As the material of Qianshanosuchus is thought to have belonged to a juvenile, both matrices were used multiple times under changed circumstances to account for any features that would change with age. Initial analysis took the datasets as they were while additional tests either removed any juvenile characters from Qianshanosuchus or included data for juvenile specimens of the American alligator and Nile crocodile. Using the matrix of Shan et al. consistently recovered Qianshanosuchus as a basal member of Crocodyloidea, less derived than the various species of Asiatosuchus. This outcome remained unchanged regardless of the inclusion of juvenile characters. Likewise, the results formed by the Rio and Mannion matrix showed little impact of the juvenile characters on the general placement of Qianshanosuchus. Unlike in the former tests, here the taxon was placed outside of Crocodyloidea and even Longirostres (a clade formed by crocodyloids and gavialoids). This dataset found it to consistently align itself with Asiatosuchus, although the exact relations of the formed clade varied slightly across the analysis.
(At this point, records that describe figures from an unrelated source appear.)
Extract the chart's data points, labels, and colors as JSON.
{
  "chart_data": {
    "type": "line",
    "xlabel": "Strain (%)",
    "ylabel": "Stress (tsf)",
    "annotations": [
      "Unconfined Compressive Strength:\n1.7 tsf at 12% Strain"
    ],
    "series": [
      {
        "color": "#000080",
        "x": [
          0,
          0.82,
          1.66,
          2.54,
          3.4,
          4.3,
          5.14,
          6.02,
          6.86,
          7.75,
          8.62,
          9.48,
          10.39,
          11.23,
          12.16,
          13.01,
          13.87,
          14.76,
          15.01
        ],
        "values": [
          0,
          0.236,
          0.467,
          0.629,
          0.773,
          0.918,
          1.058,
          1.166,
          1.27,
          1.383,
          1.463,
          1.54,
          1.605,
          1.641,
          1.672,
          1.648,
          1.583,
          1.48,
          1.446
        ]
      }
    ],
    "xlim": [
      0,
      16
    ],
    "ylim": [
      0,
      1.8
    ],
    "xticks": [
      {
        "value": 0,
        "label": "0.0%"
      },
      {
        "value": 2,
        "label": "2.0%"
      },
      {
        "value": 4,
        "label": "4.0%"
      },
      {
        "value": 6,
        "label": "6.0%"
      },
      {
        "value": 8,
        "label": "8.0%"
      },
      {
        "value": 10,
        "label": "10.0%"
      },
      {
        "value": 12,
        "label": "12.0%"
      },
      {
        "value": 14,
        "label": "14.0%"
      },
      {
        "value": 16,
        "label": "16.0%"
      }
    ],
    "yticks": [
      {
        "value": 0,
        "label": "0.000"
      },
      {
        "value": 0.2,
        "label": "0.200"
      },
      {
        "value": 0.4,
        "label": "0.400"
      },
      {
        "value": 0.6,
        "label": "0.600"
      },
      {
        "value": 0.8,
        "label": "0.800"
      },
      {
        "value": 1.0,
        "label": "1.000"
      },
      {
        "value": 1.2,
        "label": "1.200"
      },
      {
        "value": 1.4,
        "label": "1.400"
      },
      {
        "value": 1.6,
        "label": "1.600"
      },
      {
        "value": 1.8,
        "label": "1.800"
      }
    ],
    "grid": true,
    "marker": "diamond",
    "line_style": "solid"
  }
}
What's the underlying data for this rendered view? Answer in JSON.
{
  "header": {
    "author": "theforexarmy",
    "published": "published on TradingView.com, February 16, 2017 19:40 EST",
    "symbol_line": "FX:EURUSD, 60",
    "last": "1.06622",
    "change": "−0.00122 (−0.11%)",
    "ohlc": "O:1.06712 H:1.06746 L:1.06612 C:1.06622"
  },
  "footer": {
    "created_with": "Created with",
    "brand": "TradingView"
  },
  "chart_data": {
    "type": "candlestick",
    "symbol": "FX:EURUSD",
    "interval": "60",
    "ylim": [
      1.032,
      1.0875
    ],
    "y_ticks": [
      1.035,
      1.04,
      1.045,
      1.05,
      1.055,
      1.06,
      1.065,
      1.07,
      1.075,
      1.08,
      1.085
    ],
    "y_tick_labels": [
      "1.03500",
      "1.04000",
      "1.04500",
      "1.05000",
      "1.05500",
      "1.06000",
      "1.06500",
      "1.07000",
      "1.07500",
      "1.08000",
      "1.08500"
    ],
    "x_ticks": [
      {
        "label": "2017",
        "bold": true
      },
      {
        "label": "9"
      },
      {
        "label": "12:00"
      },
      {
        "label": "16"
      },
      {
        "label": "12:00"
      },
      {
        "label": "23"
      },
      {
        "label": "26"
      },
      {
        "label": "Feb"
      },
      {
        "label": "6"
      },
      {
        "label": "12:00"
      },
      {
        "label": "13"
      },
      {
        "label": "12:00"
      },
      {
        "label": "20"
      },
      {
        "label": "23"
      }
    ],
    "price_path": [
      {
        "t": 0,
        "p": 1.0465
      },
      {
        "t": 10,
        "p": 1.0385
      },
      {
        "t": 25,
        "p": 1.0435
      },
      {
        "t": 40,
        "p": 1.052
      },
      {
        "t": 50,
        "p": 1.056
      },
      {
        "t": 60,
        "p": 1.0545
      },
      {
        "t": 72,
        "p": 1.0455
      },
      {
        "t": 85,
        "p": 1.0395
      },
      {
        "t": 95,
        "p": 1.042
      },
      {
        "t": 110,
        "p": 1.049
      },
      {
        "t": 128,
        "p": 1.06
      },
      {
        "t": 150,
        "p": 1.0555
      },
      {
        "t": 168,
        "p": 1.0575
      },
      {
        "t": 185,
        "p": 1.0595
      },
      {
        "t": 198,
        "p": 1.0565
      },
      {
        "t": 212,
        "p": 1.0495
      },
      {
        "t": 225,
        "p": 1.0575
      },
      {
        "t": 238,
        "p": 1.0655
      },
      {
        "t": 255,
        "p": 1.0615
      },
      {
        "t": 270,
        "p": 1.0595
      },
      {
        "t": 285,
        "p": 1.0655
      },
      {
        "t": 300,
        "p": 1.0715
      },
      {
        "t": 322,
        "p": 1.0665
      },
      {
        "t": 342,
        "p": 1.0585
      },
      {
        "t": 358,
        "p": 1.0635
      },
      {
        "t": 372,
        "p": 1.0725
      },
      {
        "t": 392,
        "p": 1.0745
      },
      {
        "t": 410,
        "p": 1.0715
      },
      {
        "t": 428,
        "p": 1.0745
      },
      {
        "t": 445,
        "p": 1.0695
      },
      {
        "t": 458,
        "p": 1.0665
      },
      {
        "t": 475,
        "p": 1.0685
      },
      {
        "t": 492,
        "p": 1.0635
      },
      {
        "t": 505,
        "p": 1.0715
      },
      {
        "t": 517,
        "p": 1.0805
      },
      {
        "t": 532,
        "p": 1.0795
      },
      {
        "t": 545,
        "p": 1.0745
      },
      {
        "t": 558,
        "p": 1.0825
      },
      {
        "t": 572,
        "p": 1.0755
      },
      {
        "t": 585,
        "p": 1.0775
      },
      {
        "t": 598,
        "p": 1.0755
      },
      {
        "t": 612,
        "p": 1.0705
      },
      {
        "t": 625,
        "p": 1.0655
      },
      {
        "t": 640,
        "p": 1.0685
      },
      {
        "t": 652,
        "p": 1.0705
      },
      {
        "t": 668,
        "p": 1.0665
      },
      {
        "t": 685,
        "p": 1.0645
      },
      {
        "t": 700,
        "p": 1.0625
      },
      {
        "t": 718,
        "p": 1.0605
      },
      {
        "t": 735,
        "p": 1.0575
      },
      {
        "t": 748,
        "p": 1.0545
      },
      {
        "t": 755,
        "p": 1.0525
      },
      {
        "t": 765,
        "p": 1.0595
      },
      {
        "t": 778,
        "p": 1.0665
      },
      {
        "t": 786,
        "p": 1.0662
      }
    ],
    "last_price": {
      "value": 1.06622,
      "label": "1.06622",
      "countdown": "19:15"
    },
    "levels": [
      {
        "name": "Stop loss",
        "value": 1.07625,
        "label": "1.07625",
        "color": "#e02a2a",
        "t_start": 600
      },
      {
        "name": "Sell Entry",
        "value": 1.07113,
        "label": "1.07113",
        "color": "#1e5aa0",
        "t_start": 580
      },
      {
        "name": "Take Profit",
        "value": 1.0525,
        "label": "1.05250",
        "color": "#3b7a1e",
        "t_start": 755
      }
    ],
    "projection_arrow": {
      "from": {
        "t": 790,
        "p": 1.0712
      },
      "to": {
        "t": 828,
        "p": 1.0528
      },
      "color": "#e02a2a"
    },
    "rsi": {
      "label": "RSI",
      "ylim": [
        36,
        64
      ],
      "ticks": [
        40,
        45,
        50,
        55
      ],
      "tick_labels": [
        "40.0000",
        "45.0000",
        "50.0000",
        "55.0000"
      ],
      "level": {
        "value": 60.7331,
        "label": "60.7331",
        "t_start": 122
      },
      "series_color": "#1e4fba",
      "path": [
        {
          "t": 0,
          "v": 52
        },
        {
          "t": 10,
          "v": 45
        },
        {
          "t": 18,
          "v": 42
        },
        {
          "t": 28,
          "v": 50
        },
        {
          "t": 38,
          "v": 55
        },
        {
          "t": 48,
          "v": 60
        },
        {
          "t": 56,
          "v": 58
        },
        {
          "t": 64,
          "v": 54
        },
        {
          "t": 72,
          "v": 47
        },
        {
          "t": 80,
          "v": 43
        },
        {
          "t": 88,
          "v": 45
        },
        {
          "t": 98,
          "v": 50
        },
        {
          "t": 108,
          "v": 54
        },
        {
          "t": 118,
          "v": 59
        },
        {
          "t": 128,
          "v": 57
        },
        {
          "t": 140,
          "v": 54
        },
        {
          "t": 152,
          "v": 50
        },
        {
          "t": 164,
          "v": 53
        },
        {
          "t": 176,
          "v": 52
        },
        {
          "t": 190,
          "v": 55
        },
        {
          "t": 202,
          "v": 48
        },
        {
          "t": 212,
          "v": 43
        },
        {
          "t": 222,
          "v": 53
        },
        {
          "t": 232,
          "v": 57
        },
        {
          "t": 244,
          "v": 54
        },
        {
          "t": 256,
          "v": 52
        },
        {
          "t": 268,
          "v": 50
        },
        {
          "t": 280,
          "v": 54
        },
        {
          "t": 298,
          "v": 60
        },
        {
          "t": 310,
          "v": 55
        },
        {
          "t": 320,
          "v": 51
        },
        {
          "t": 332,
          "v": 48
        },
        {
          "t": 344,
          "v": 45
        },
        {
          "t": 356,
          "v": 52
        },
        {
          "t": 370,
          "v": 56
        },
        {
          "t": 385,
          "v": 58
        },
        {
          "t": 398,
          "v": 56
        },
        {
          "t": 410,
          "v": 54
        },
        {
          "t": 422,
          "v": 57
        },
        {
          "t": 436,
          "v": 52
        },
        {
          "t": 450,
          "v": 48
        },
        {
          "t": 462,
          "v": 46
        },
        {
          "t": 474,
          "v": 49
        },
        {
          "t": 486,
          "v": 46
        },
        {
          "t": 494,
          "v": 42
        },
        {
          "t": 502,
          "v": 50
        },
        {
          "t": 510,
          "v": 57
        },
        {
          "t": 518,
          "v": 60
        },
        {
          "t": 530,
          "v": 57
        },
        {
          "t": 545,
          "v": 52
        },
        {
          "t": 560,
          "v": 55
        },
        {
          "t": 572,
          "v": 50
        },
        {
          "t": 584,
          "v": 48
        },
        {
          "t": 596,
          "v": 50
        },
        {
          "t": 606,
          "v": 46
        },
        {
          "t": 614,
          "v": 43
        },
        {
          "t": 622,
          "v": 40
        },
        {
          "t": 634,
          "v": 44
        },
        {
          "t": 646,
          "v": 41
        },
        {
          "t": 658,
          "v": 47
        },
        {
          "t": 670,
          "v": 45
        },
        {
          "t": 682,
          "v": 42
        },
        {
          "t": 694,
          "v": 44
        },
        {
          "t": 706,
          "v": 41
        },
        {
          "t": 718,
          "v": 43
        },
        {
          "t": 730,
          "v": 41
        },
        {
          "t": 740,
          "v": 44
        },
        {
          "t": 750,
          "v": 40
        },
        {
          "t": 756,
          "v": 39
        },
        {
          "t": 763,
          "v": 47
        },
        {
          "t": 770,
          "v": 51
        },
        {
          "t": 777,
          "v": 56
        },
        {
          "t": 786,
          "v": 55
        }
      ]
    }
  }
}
Boerman and colleagues conclude that, although the precise topology of the different crocodilian clades differ between analysis and matrices, Qianshanosuchus consistently shows affinities with taxa typically considered to be basal crocodyloids. They argue that the different results stemming from the Rio and Mannion matrix may partially be caused by their relative recency and tentatively assign Qianshanosuchus to the Crocodyloidea. The two phylogenetic trees below show Qianshanosuchus position as recovered with the matrix of Shan et al. (left) and Rio & Mannion (right) respectively without changes to the dataset to account for juvenile traits.

==Biogeography==
Qianshanosuchus represents the first basal crocodyloid known from the Paleocene of China, with the previously oldest member of this clade being Asiatosuchus grangeri from the middle Eocene, approximately 15 to 20 million years later. Phylogenetic analysis following the matrix of Shan et al. suggests that Qianshanosuchus would be immediately basal to Prodiplocynodon and Albertosuchus, two taxa from the late Cretaceous of North America. Following these results, this would require the Asian Qianshanosuchus to have diverged from its North American relatives at some point during the Maastrichtian, a hypothesis which could be corroborated by Jiangxisuchus from the Cretaceous of China. Previous analysis have placed it as a basal crocodyloid, however during the description of Qianshanosuchus it was recovered as an alligatoroid instead. Regardless, this dispersal may have occurred through the Bering land bridge, which would have been exposed during the Maastrichtian. Although alligatoroids were suggested to have also dispersed from North America to Europe prior to the Eocene, the lack of crocodyloids in Cretaceous Europe suggests that the ancestors of Qianshanosuchus likely did not arrive in China over this western route. Additionally, the recovered relationship to "Asiatosuchus" depressifrons and "Asiatosuchus" germanicus from France and Germany would lend support to the further dispersals of crocodyloids from Asia onwards to Europe, at least following the results using the Shan et al. matrix. It is also possible that crocodyloids dispersed into Europe more than once, as "Asiatosuchus" depressifrons was found to be more closely related to Asiatosuchus species from Asia and North America than to the other European species.